We asked our readers to share their commuting stories after the Banking and Payments Federation Ireland warned homebuyers were being forced to live further and further away from their place of work because of price pressures in the Dublin property market.

In response to our call-out we heard many tales of commuting woes, but also some stories of domestic bliss from those living outside of Dublin.

In its housing market monitor, the banking lobby group highlighted a significant increase in house sales in Dublin’s commuter belt counties – Louth, Meath, Kildare and Wicklow. It said this was because prospective buyers were being priced out of the Dublin market.

Here is an edited selection of our readers’ personal stories:

We moved out to Sallins, Co Kildare early in the year as we could no longer stay in our cramped one-bedroom apartment without working heating.
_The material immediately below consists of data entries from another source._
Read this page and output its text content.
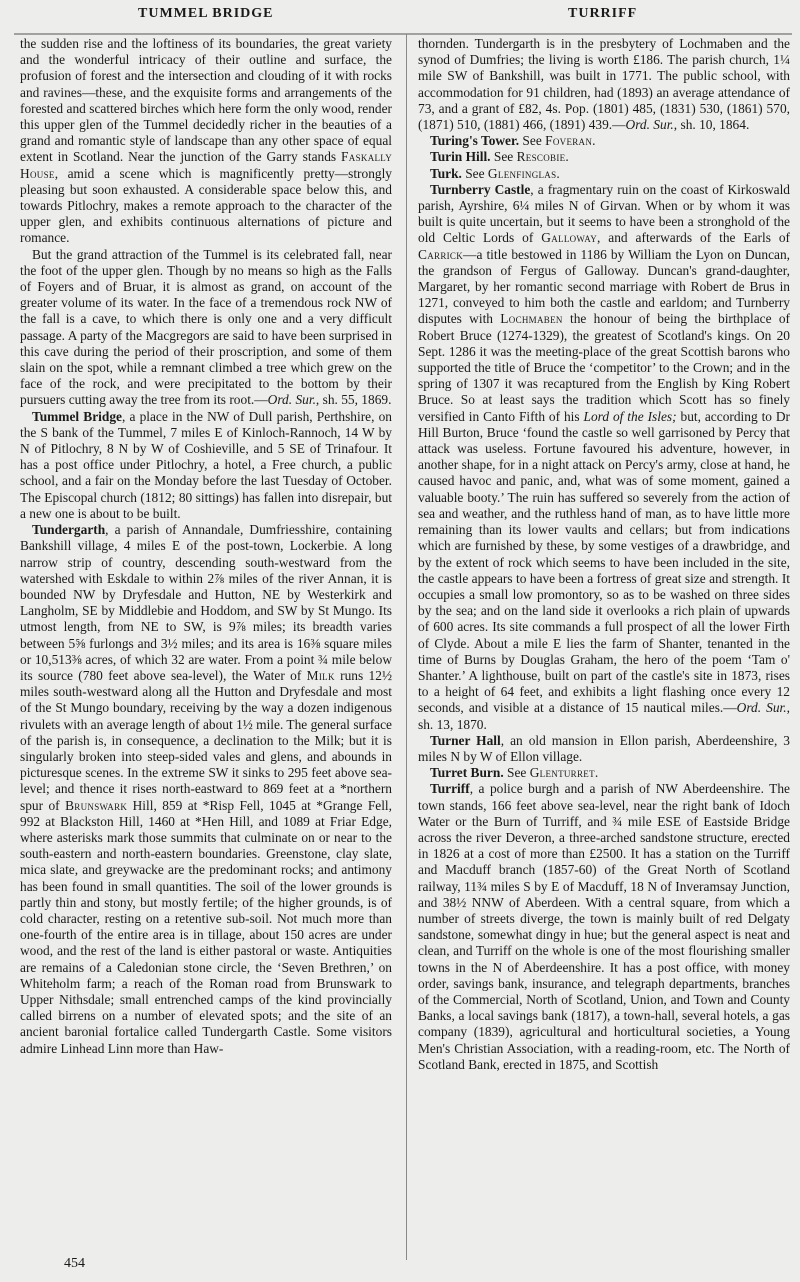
TUMMEL BRIDGE	TURRIFF

the sudden rise and the loftiness of its boundaries, the great variety and the wonderful intricacy of their outline and surface, the profusion of forest and the intersection and clouding of it with rocks and ravines—these, and the exquisite forms and arrangements of the forested and scattered birches which here form the only wood, render this upper glen of the Tummel decidedly richer in the beauties of a grand and romantic style of landscape than any other space of equal extent in Scotland. Near the junction of the Garry stands Faskally House, amid a scene which is magnificently pretty—strongly pleasing but soon exhausted. A considerable space below this, and towards Pitlochry, makes a remote approach to the character of the upper glen, and exhibits continuous alternations of picture and romance.

But the grand attraction of the Tummel is its celebrated fall, near the foot of the upper glen. Though by no means so high as the Falls of Foyers and of Bruar, it is almost as grand, on account of the greater volume of its water. In the face of a tremendous rock NW of the fall is a cave, to which there is only one and a very difficult passage. A party of the Macgregors are said to have been surprised in this cave during the period of their proscription, and some of them slain on the spot, while a remnant climbed a tree which grew on the face of the rock, and were precipitated to the bottom by their pursuers cutting away the tree from its root.—Ord. Sur., sh. 55, 1869.

Tummel Bridge, a place in the NW of Dull parish, Perthshire, on the S bank of the Tummel, 7 miles E of Kinloch-Rannoch, 14 W by N of Pitlochry, 8 N by W of Coshieville, and 5 SE of Trinafour. It has a post office under Pitlochry, a hotel, a Free church, a public school, and a fair on the Monday before the last Tuesday of October. The Episcopal church (1812; 80 sittings) has fallen into disrepair, but a new one is about to be built.

Tundergarth, a parish of Annandale, Dumfriesshire, containing Bankshill village, 4 miles E of the post-town, Lockerbie. A long narrow strip of country, descending south-westward from the watershed with Eskdale to within 2⅞ miles of the river Annan, it is bounded NW by Dryfesdale and Hutton, NE by Westerkirk and Langholm, SE by Middlebie and Hoddom, and SW by St Mungo. Its utmost length, from NE to SW, is 9⅞ miles; its breadth varies between 5⅝ furlongs and 3½ miles; and its area is 16⅜ square miles or 10,513⅜ acres, of which 32 are water. From a point ¾ mile below its source (780 feet above sea-level), the Water of Milk runs 12½ miles south-westward along all the Hutton and Dryfesdale and most of the St Mungo boundary, receiving by the way a dozen indigenous rivulets with an average length of about 1½ mile. The general surface of the parish is, in consequence, a declination to the Milk; but it is singularly broken into steep-sided vales and glens, and abounds in picturesque scenes. In the extreme SW it sinks to 295 feet above sea-level; and thence it rises north-eastward to 869 feet at a *northern spur of Brunswark Hill, 859 at *Risp Fell, 1045 at *Grange Fell, 992 at Blackston Hill, 1460 at *Hen Hill, and 1089 at Friar Edge, where asterisks mark those summits that culminate on or near to the south-eastern and north-eastern boundaries. Greenstone, clay slate, mica slate, and greywacke are the predominant rocks; and antimony has been found in small quantities. The soil of the lower grounds is partly thin and stony, but mostly fertile; of the higher grounds, is of cold character, resting on a retentive sub-soil. Not much more than one-fourth of the entire area is in tillage, about 150 acres are under wood, and the rest of the land is either pastoral or waste. Antiquities are remains of a Caledonian stone circle, the ‘Seven Brethren,’ on Whiteholm farm; a reach of the Roman road from Brunswark to Upper Nithsdale; small entrenched camps of the kind provincially called birrens on a number of elevated spots; and the site of an ancient baronial fortalice called Tundergarth Castle. Some visitors admire Linhead Linn more than Haw-

thornden. Tundergarth is in the presbytery of Lochmaben and the synod of Dumfries; the living is worth £186. The parish church, 1¼ mile SW of Bankshill, was built in 1771. The public school, with accommodation for 91 children, had (1893) an average attendance of 73, and a grant of £82, 4s. Pop. (1801) 485, (1831) 530, (1861) 570, (1871) 510, (1881) 466, (1891) 439.—Ord. Sur., sh. 10, 1864.

Turing's Tower. See Foveran.

Turin Hill. See Rescobie.

Turk. See Glenfinglas.

Turnberry Castle, a fragmentary ruin on the coast of Kirkoswald parish, Ayrshire, 6¼ miles N of Girvan. When or by whom it was built is quite uncertain, but it seems to have been a stronghold of the old Celtic Lords of Galloway, and afterwards of the Earls of Carrick—a title bestowed in 1186 by William the Lyon on Duncan, the grandson of Fergus of Galloway. Duncan's grand-daughter, Margaret, by her romantic second marriage with Robert de Brus in 1271, conveyed to him both the castle and earldom; and Turnberry disputes with Lochmaben the honour of being the birthplace of Robert Bruce (1274-1329), the greatest of Scotland's kings. On 20 Sept. 1286 it was the meeting-place of the great Scottish barons who supported the title of Bruce the ‘competitor’ to the Crown; and in the spring of 1307 it was recaptured from the English by King Robert Bruce. So at least says the tradition which Scott has so finely versified in Canto Fifth of his Lord of the Isles; but, according to Dr Hill Burton, Bruce ‘found the castle so well garrisoned by Percy that attack was useless. Fortune favoured his adventure, however, in another shape, for in a night attack on Percy's army, close at hand, he caused havoc and panic, and, what was of some moment, gained a valuable booty.’ The ruin has suffered so severely from the action of sea and weather, and the ruthless hand of man, as to have little more remaining than its lower vaults and cellars; but from indications which are furnished by these, by some vestiges of a drawbridge, and by the extent of rock which seems to have been included in the site, the castle appears to have been a fortress of great size and strength. It occupies a small low promontory, so as to be washed on three sides by the sea; and on the land side it overlooks a rich plain of upwards of 600 acres. Its site commands a full prospect of all the lower Firth of Clyde. About a mile E lies the farm of Shanter, tenanted in the time of Burns by Douglas Graham, the hero of the poem ‘Tam o' Shanter.’ A lighthouse, built on part of the castle's site in 1873, rises to a height of 64 feet, and exhibits a light flashing once every 12 seconds, and visible at a distance of 15 nautical miles.—Ord. Sur., sh. 13, 1870.

Turner Hall, an old mansion in Ellon parish, Aberdeenshire, 3 miles N by W of Ellon village.

Turret Burn. See Glenturret.

Turriff, a police burgh and a parish of NW Aberdeenshire. The town stands, 166 feet above sea-level, near the right bank of Idoch Water or the Burn of Turriff, and ¾ mile ESE of Eastside Bridge across the river Deveron, a three-arched sandstone structure, erected in 1826 at a cost of more than £2500. It has a station on the Turriff and Macduff branch (1857-60) of the Great North of Scotland railway, 11¾ miles S by E of Macduff, 18 N of Inveramsay Junction, and 38½ NNW of Aberdeen. With a central square, from which a number of streets diverge, the town is mainly built of red Delgaty sandstone, somewhat dingy in hue; but the general aspect is neat and clean, and Turriff on the whole is one of the most flourishing smaller towns in the N of Aberdeenshire. It has a post office, with money order, savings bank, insurance, and telegraph departments, branches of the Commercial, North of Scotland, Union, and Town and County Banks, a local savings bank (1817), a town-hall, several hotels, a gas company (1839), agricultural and horticultural societies, a Young Men's Christian Association, with a reading-room, etc. The North of Scotland Bank, erected in 1875, and Scottish

454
Rents were so high when we looked for a two-bedroom in Dublin that we decided to make the move out to Sallins.

It looked like a good move on paper, with the train line going to Heuston and Connolly, but the transport links are incredibly poor and have left us feeling stranded. Monday to Friday the trains are packed to the point that it is not only impossible to get a seat for the entire journey, but often impossible to even hold on to anything.

The trains on these routes are not made for commuting, there are no handles for standing passengers to hold on to and the windows don’t open, leaving people stumbling and stifled. Trains on Sunday are every two to three hours starting at 11:30am, with the last train back from Dublin at 7:30pm, meaning we can’t go to family occasions in Dublin on Sunday evenings.

There are bus routes to and from Naas. However, the most frequent bus does not pick up or drop off in Sallins except on Sundays and bank holidays and the other service doesn’t take Leap Card and frequently doesn’t show up at all. We have problems with other logistics also.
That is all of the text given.